Je dois dire que j'ai à présent un jugement plus nuancé sur cette oeuvre et son auteur, qui ont les défauts de leurs qualités.
Seth produit une petite musique qui ne manque pas de charme et de raffinement, mais qui s'avère horripilante. Sa manière de juger la production bédestique moderne est particulièrement antipathique, partiale et injuste - grosso modo, tout ce qui est fait depuis les années 60 ne vaut rien. Cette attitude est d'un snobisme exécrable, que ne pardonne pas la nostalgie d'un âge d'or. La bande dessinée, quand on l'aime vraiment, doit être abordée avec un esprit ouvert et non avec ce passéisme qui idéalise les auteurs et leurs oeuvres comme les pièces d'un musée.
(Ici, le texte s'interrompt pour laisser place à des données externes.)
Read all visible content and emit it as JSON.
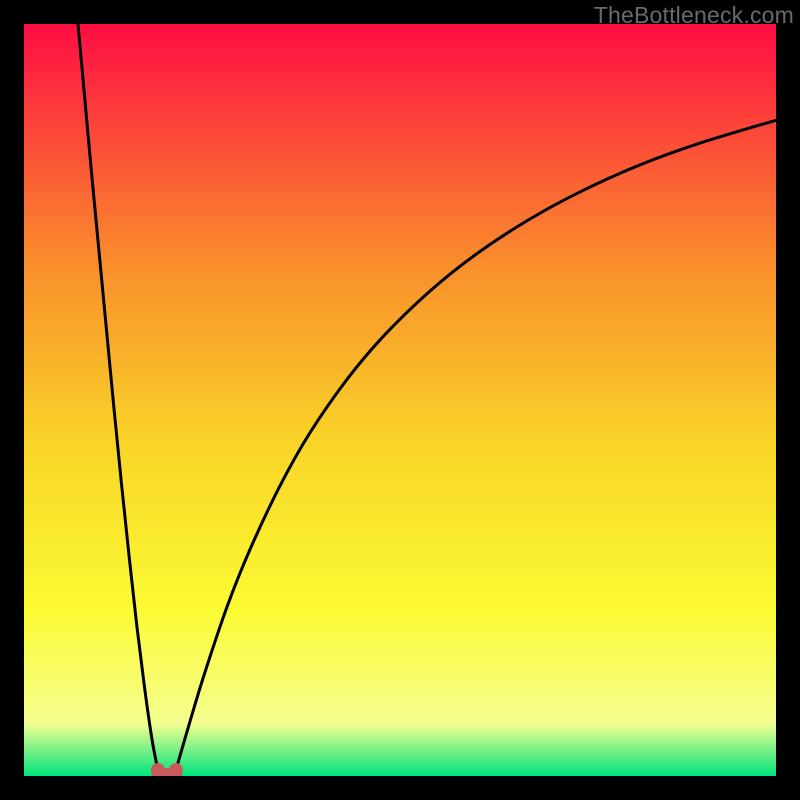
{
  "attribution": "TheBottleneck.com",
  "colors": {
    "gradient_top": "#fe0d44",
    "gradient_upper_mid": "#f98e2c",
    "gradient_mid": "#f9d528",
    "gradient_lower_mid": "#fbfb33",
    "gradient_lower": "#f4fe8f",
    "gradient_bottom": "#00e47e",
    "curve": "#000000",
    "marker": "#c85a5e",
    "frame": "#000000"
  },
  "chart_data": {
    "type": "line",
    "title": "",
    "xlabel": "",
    "ylabel": "",
    "xlim": [
      0,
      100
    ],
    "ylim": [
      0,
      100
    ],
    "series": [
      {
        "name": "left-branch",
        "x": [
          7.18,
          8,
          9,
          10,
          11,
          12,
          13,
          14,
          15,
          16,
          17,
          17.8
        ],
        "y": [
          100,
          91,
          80,
          69.5,
          59,
          48.5,
          38.5,
          29,
          20,
          12,
          5,
          0.8
        ]
      },
      {
        "name": "right-branch",
        "x": [
          20.2,
          22,
          24,
          27,
          30,
          34,
          38,
          43,
          48,
          54,
          60,
          67,
          74,
          82,
          90,
          100
        ],
        "y": [
          0.8,
          7,
          13.6,
          22.5,
          30,
          38.5,
          45.6,
          52.8,
          58.7,
          64.5,
          69.3,
          73.9,
          77.7,
          81.3,
          84.2,
          87.2
        ]
      }
    ],
    "markers": [
      {
        "name": "optimum-left",
        "x": 17.8,
        "y": 0.8
      },
      {
        "name": "optimum-mid",
        "x": 19.0,
        "y": 0.1
      },
      {
        "name": "optimum-right",
        "x": 20.2,
        "y": 0.8
      }
    ]
  }
}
C'est d'autant plus dommage que cela contredit de façon flagrante le discours d'un artiste qui prétend adorer le média dont il collectionne les éléments et dans lequel il s'exprime.
La meilleure partie du livre réside dans l'enquête, à la fois passionnante et dérisoire, sur le mystérieux et météorique Kalo : à la fin de l'album, on peut d'ailleurs découvrir les onze dessins qu'a pu dénicher Seth. La qualité du travail de cet artiste n'a franchement rien d'exceptionnel, c'est même pour tout dire très anecdotique, suranné, mais il y a quelques pépites spirituelles. En même temps, cela témoigne parfaitement de l'attachement irrationnel que n'importe quel fan de comics peut éprouver pour un auteur, de l'aspect obsessionnel des complétistes, et de la tradition bien particulière des dessinateurs collaborant pour la presse quotidienne et les magazines (dont Sempé pourrait être l'archétype absolu).
Dans cette quête, on peut deviner aussi que Seth cherche un double fantasmé, dont la rareté nimbe d'un halo irrésistible la production. L'époque où Kalo s'est fait connaître agit comme une plus-value puisque les années 50 représente encore aujourd'hui une période propice à un sommet du raffinement. Cela répond au manièrisme affiché par Seth, qui est toujours vêtu comme un dandy de l'après-guerre, écoute du vieux jazz et rejette absolument la modernité, qu'il considère comme une déchéance. Ce côté désabusé est à la fois amusant et agaçant, mais tant qu'il parle de bande dessinée, cela reste sympathique.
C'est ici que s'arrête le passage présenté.